Après son départ de l’hôtel, sa chambre était restée vide ou avait parfois été utilisée par les prostituées quand leur propre chambre était en travaux pour réparer les dégâts causés par quelque client énervé. Elle se demanda s’il y avait jamais eu avant elle d’autre client ordinaire, ou si l’hôtel avait toujours été une sorte de devanture convenable.
Un jour qu’elle était en train de ranger de l’argent dans le coffre-fort, elle découvrit sur l’étagère du bas un petit carnet, couvert d’une poussière qui, de façon surprenante, parvenait à pénétrer l’hermétique porte d’acier. En le regardant de plus près, elle vit qu’il était vierge. Aucun mot n’y était écrit. C’était le cadeau d’un armateur japonais rattaché au port de Yokohama. Il arrivait que des marins japonais viennent au bordel. Ils étaient propres et polis, mais pas spécialement appréciés des femmes, qui redoutaient leur appétit sexuel. Hanna avait entendu parler d’un second japonais qui avait payé pour toute une nuit et qui aurait accompli dix-neuf fois l’acte sexuel. Vrai ou non, les Japonais étaient endurants et Senhor Vaz devait avoir reçu ce carnet en cadeau ou en souvenir, ou peut-être même pour excuser des excès érotiques trop furieux.
La couverture, teinte en noir, sentait le cuir de veau. Les pages blanches étaient d’un papier épais, mais souple. En écrivant son nom, Hanna vit qu’il buvait l’encre bleu sombre. Pas besoin de buvard.
Elle écrivit la date. « 26 mars 1905. » Prudemment, comme si chaque mot pouvait représenter un danger, elle rédigea une phrase. « Rêvé cette nuit de ce qui n’est plus. »
« Rêvé cette nuit de ce qui n’est plus. » C’était tout.
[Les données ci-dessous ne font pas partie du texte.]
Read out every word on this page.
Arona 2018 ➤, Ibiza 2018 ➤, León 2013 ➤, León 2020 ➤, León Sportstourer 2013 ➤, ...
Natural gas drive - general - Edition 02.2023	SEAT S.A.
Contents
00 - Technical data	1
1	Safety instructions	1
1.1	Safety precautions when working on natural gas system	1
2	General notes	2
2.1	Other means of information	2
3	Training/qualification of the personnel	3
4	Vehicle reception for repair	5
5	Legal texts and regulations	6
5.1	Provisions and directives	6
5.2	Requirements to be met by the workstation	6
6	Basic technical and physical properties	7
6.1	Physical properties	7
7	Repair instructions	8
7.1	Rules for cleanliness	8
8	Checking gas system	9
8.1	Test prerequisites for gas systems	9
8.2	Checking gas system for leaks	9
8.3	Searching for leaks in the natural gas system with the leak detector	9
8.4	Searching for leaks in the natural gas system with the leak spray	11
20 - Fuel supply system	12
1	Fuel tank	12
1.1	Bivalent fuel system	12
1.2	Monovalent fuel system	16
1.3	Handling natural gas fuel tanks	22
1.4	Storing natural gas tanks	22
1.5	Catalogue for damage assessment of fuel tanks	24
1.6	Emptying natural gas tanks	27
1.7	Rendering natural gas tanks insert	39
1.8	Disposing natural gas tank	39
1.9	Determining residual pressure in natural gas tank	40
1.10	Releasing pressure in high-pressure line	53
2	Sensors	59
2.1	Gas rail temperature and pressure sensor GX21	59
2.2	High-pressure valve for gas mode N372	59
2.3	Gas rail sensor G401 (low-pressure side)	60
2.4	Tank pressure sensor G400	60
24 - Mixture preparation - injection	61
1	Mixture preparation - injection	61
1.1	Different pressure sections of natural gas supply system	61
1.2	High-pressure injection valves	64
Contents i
Elle se dit pourtant qu’elle avait initié un nouveau rituel auquel elle se tiendrait. Elle ne se contenterait plus de remplir ses livres de comptes, elle tiendrait aussi un journal auquel personne n’aurait accès.
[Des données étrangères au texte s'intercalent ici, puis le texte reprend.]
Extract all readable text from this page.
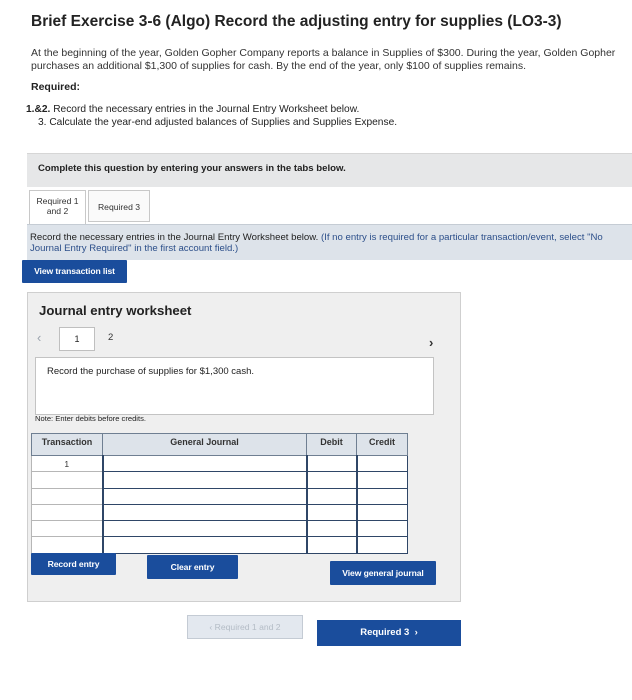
Brief Exercise 3-6 (Algo) Record the adjusting entry for supplies (LO3-3)
At the beginning of the year, Golden Gopher Company reports a balance in Supplies of $300. During the year, Golden Gopher purchases an additional $1,300 of supplies for cash. By the end of the year, only $100 of supplies remains.
Required:
1.&2. Record the necessary entries in the Journal Entry Worksheet below.
3. Calculate the year-end adjusted balances of Supplies and Supplies Expense.
Complete this question by entering your answers in the tabs below.
Required 1
and 2	Required 3
Record the necessary entries in the Journal Entry Worksheet below. (If no entry is required for a particular transaction/event, select "No Journal Entry Required" in the first account field.)
View transaction list
Journal entry worksheet
‹	1	2	›
Record the purchase of supplies for $1,300 cash.
Note: Enter debits before credits.
Transaction	General Journal	Debit	Credit
1			

Record entry	Clear entry
View general journal
‹ Required 1 and 2	Required 3  ›
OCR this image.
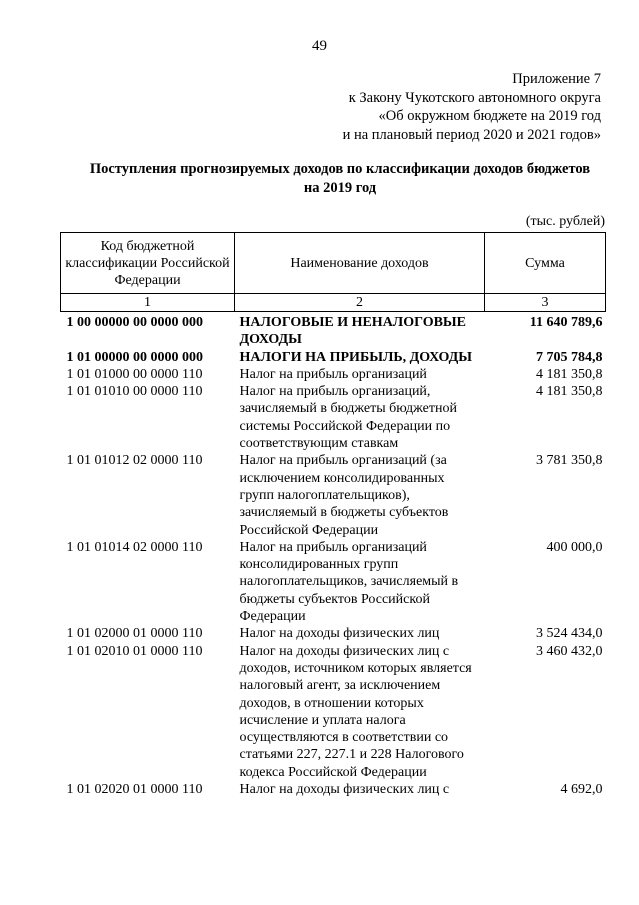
49
Приложение 7
к Закону Чукотского автономного округа
«Об окружном бюджете на 2019 год
и на плановый период 2020 и 2021 годов»
Поступления прогнозируемых доходов по классификации доходов бюджетов
на 2019 год
(тыс. рублей)
Код бюджетной классификации Российской Федерации	Наименование доходов	Сумма
1	2	3
1 00 00000 00 0000 000	НАЛОГОВЫЕ И НЕНАЛОГОВЫЕ ДОХОДЫ	11 640 789,6
1 01 00000 00 0000 000	НАЛОГИ НА ПРИБЫЛЬ, ДОХОДЫ	7 705 784,8
1 01 01000 00 0000 110	Налог на прибыль организаций	4 181 350,8
1 01 01010 00 0000 110	Налог на прибыль организаций, зачисляемый в бюджеты бюджетной системы Российской Федерации по соответствующим ставкам	4 181 350,8
1 01 01012 02 0000 110	Налог на прибыль организаций (за исключением консолидированных групп налогоплательщиков), зачисляемый в бюджеты субъектов Российской Федерации	3 781 350,8
1 01 01014 02 0000 110	Налог на прибыль организаций консолидированных групп налогоплательщиков, зачисляемый в бюджеты субъектов Российской Федерации	400 000,0
1 01 02000 01 0000 110	Налог на доходы физических лиц	3 524 434,0
1 01 02010 01 0000 110	Налог на доходы физических лиц с доходов, источником которых является налоговый агент, за исключением доходов, в отношении которых исчисление и уплата налога осуществляются в соответствии со статьями 227, 227.1 и 228 Налогового кодекса Российской Федерации	3 460 432,0
1 01 02020 01 0000 110	Налог на доходы физических лиц с	4 692,0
Chaque jour désormais elle écrivait quelques phrases après la visite d’Eber, une fois la recette de la nuit enfermée dans le coffre-fort. Chaque jour, elle s’aventurait un peu plus loin des sentiers battus, où les mots ne parlaient que de ce qu’elle avait rêvé, de ce que Carlos avait fait ou du temps qu’il faisait. Elle commença à écrire sur les femmes qui travaillaient pour elle, au bordel et dans la maison qu’elle habitait.
Au bout d’un mois, elle écrivit quelques lignes au sujet de Senhor Vaz et de ses tentatives désespérées pour les satisfaire, elle et lui. Son ton devenait plus tranchant, ses jugements sur les gens de moins en moins indulgents.
Ce qu’elle écrivait n’influençait pourtant en rien ses rapports avec ses subordonnés. Elle se montrait toujours aussi attentionnée et aimable. Mais, dans son journal, elle disait ce qu’elle pensait vraiment. Là était la vérité, et elle la cachait.
Quelqu’un d’autre connaissait l’existence du journal. La jeune Julietta qui aidait au ménage. Un jour, par l’embrasure de la porte, elle avait vu Hanna penchée sur le carnet. Hanna lui avait dit d’approcher et lui avait montré ce qu’elle notait, sachant bien que Julietta était analphabète. Elle avait demandé ce que Hanna écrivait.
– Des mots. Des mots sur le pays d’où je viens.
Curieuse, Julietta avait continué à lui poser des questions, mais elle n’en avait pas dit plus. Par la suite, Hanna s’était demandé pourquoi elle lui avait menti. Il n’y avait rien dans ce journal au sujet de sa vie dans les montagnes près du fleuve glacé. En revanche, à plusieurs reprises, elle y avait consigné des commentaires méprisants sur Julietta elle-même.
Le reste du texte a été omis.